The key here is that many people criticize "This kind of computer brute force is not scientific" (these people must be brick-and-mortar; otherwise, it is estimated that they are not qualified for criticism), and financial scientists do not understand what they are doing.

What does this mean? It shows that there are very few people in developed countries in favor of this method, and there are fewer people who know how to use this method. You can imagine how many people in China know how to do this method.

In China, if anyone is using this non-mainstream wild path to do things, let alone evaluation experts and professors, or even hundreds of millions of yuan in income, you are probably not at a high probability of starvation.

Anyway, I know a guy. Since 2000, just like the two nerds in the United States, semantic relevance analysis has been carried out using this "unscientific and brute-force hard computing method, what I did is just the same as the translation systems that the two geeks are engaged in. They are all about languages. It can be said that he has made a breakthrough in this regard. However, he did not read the results documents he wrote, but did not read them by doctors or experts. He is now doing a common IT job in a small company, barely maintaining food and clothing. He once could not find a proper job for a long time and almost went to wash dishes and work as a security guard.

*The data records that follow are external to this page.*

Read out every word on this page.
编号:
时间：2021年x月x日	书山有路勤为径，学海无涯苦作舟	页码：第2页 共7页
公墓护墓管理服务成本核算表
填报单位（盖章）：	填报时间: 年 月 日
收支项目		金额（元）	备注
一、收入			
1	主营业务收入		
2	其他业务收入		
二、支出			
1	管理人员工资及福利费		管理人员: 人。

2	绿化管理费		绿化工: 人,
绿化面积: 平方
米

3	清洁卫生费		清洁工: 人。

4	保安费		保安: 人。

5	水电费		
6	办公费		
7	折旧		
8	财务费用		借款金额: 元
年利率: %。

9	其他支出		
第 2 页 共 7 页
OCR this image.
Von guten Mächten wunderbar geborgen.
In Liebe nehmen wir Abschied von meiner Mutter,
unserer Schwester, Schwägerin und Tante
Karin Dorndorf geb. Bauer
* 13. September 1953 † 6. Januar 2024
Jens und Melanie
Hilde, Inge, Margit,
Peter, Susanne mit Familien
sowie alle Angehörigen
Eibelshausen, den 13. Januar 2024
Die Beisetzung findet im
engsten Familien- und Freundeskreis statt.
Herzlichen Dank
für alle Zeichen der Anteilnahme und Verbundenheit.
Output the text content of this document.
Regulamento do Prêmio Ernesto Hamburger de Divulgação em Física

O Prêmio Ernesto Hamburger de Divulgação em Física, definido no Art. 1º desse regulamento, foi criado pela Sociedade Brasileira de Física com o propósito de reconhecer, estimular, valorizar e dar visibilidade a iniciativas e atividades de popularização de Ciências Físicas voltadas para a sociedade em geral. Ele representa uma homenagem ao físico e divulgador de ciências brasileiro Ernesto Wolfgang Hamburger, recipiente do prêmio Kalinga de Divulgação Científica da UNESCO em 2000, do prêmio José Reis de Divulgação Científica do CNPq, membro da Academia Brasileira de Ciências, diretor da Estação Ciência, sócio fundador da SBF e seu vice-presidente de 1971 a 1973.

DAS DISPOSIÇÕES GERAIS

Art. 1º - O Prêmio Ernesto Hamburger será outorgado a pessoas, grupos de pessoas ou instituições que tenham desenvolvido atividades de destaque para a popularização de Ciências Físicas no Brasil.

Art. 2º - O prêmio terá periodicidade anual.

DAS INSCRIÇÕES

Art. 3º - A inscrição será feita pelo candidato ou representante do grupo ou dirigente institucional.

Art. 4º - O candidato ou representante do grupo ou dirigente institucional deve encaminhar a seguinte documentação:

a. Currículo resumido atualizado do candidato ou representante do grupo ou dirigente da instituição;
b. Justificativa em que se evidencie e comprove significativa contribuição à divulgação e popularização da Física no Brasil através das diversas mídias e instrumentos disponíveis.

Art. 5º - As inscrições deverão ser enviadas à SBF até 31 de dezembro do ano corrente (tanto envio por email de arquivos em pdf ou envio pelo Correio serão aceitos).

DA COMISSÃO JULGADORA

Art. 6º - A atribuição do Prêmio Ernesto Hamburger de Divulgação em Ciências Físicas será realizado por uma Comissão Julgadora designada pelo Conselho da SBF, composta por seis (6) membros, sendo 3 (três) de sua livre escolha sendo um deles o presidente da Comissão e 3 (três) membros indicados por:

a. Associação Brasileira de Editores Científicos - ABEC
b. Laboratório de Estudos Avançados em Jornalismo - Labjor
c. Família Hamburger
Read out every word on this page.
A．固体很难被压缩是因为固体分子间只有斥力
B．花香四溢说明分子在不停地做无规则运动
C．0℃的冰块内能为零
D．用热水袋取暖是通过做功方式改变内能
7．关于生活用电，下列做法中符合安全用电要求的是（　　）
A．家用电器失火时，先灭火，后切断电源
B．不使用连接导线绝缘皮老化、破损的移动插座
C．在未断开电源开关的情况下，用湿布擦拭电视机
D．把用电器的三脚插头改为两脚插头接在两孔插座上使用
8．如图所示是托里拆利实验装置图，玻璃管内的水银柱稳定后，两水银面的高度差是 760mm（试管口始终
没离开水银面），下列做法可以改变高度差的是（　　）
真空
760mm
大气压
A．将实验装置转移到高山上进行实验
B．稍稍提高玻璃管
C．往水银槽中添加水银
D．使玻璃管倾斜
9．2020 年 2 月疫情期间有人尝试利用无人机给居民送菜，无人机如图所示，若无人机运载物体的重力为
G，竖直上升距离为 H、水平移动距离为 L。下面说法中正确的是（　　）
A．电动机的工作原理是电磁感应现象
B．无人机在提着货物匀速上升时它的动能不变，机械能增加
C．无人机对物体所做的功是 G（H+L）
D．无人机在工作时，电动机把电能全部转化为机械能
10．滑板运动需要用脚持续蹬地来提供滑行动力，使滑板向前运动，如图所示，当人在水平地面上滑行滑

Someone may ask, is it reliable to engage in numbers in terms of language? With the idea of big data, you don't need to worry about the reason. The two Fuxing tech geeks have already told you the result.

If you have to know the reason, you can also tell us:

In fact, the language is much more complicated than the number. Let's take a simple example: 1 and 2. Computers naturally know their relationship, which is big, which is small, and how big it is; but how do computers know the relationship between "people" and "big" and how do they know? The traditional method is to perform a lot of manual annotations (specialized parts of speech tagging ). It is too difficult for a computer to know the meaning and relevance of a text through data mining, or even to build a basic dictionary on its own, it's incredible, but that guy did.

That is to say, in terms of big data, compared with numbers, language processing is definitely not one or two orders of magnitude different. Therefore, it is easy to do language-based data. Big Data, no matter what type of data you have, is used to identify relevance. Therefore, there is no big difference between words and numbers.

Some time ago, when someone raised the issue of industry trend analysis, he said that he had come up with an algorithm in just one hour, and he could get the result by bringing a large amount of data, but no one in China can trust him.

Okay, I'm sorry. But now you know what the real "Big Data" is. First, remember that big data is used for prediction, that is, to directly tell you the future results. In addition, remember the seven words "automatic Big Data Mining ", no one will be able to fool you.

Related Article

Contact Us

The content source of this page is from Internet, which doesn't represent Alibaba Cloud's opinion; products and services mentioned on that page don't have any relationship with Alibaba Cloud. If the content of the page makes you feel confusing, please write us an email, we will handle the problem within 5 days after receiving your email.

If you find any instances of plagiarism from the community, please send an email to: info-contact@alibabacloud.com and provide relevant evidence. A staff member will contact you within 5 working days.

A Free Trial That Lets You Build Big!

Start building with 50+ products and up to 12 months usage for Elastic Compute Service

  • Sales Support

    1 on 1 presale consultation

  • After-Sales Support

    24/7 Technical Support 6 Free Tickets per Quarter Faster Response

  • Alibaba Cloud offers highly flexible support services tailored to meet your exact needs.